また、アニメ版の新聞記事の文章によれば、山県はトップスターとして活躍した後、淡島歌劇を退団しており、その後病気により休業したが(=今話のエピソード)、快癒して武内とのW主演にまで漕ぎ着けたようだ。現実の宝塚歌劇の慣例に即して言えば、トップスターになった時点ですでに30歳前後であり、そこからの年数を加算するとW主演の時点でかなりの年齢になってしまう。なので、この記事は設定情報としては採用しないか、あるいは、あくまで淡島と宝塚のシステムは一致しないという想定で、かなり早くにトップスターになったと考えるか、どちらかの道筋で解釈する方が妥当な結論になりそうだ。
【 小括 】
武内もまた、家族との関係の軋みが、彼女自身の人生の選択に影を落としている。それは退団と引退という大きな転機をもたらしてしまった。しかし幸いにも、そして皮肉にも、「山県による代役/山県からの代役」という出来事を通じて、母親とのすれ違いが解消されることになった。

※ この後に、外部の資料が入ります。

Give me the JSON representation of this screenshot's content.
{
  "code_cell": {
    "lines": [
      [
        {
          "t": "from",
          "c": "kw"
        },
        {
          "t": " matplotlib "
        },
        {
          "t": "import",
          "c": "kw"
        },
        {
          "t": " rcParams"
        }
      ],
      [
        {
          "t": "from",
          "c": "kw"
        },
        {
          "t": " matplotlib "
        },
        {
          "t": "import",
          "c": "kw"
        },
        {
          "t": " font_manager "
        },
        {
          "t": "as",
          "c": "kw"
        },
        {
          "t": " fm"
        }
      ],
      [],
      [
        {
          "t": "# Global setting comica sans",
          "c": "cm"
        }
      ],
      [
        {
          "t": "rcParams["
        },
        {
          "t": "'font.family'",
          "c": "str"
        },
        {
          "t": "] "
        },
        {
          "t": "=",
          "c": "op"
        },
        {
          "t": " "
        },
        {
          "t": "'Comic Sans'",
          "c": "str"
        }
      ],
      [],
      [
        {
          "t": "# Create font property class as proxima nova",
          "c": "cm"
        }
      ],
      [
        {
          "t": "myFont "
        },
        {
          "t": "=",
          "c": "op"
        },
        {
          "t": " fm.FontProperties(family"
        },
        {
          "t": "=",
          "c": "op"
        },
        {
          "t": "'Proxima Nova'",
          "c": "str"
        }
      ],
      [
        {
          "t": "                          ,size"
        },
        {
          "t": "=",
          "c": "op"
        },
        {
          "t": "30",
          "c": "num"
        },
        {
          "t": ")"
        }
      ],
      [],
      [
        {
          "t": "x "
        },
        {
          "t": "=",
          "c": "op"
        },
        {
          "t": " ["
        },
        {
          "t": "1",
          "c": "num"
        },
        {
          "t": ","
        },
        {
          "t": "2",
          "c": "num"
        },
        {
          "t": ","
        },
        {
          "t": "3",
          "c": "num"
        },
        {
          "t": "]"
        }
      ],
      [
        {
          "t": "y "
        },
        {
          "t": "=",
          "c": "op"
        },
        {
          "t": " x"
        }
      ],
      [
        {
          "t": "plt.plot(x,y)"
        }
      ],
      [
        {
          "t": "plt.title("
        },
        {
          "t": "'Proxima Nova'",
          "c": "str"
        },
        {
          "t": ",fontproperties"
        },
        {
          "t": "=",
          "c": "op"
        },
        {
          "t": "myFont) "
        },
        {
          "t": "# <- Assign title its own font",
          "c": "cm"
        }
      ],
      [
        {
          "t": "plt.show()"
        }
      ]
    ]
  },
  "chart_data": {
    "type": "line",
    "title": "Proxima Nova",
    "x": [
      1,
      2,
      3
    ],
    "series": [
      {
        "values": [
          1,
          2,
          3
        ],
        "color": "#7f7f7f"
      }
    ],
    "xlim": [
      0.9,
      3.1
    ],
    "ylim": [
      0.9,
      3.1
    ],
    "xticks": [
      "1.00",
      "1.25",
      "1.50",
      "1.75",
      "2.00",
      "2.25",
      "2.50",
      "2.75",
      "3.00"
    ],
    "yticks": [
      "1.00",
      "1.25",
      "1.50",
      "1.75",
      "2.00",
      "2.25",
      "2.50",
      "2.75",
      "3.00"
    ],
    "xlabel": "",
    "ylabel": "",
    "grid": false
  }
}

淡島受験は未成年に限られており、それゆえ淡島を目指す人々は、家族や周囲との関係を抜きにして人生の選択をすることがほぼ不可能だし、淡島のステージに生きるトップスターたちですら、依然としてそうした桎梏に囚われている場合がある。家族や親族から純然たるポジティヴな後押しを受けたのは、作中のキャラクターでは竹原(叔母の悦子)と小鳥遊(伯母の上田良子)であり、そして田畑も家族から鷹揚な応援を受けつつ頑張って入学した。それに対して「伊福部の娘」は、いまだ母親との誤解の溝が解決されていないし、「城芙美子の娘」も、母親の世界に囚われたままである。
こうした観点で武内のエピソードは、家族との「ボタンのかけ違い」を解決できた幸いなケースとして、本作全体の中でユニークな側面を照らし出していると言えるだろう。家族関係の問題とライバル関係の両者を巧みに絡み合わせて描ききった原作者志村氏の、構成力とストーリーテリングの凄味を体験できるエピソードでもある。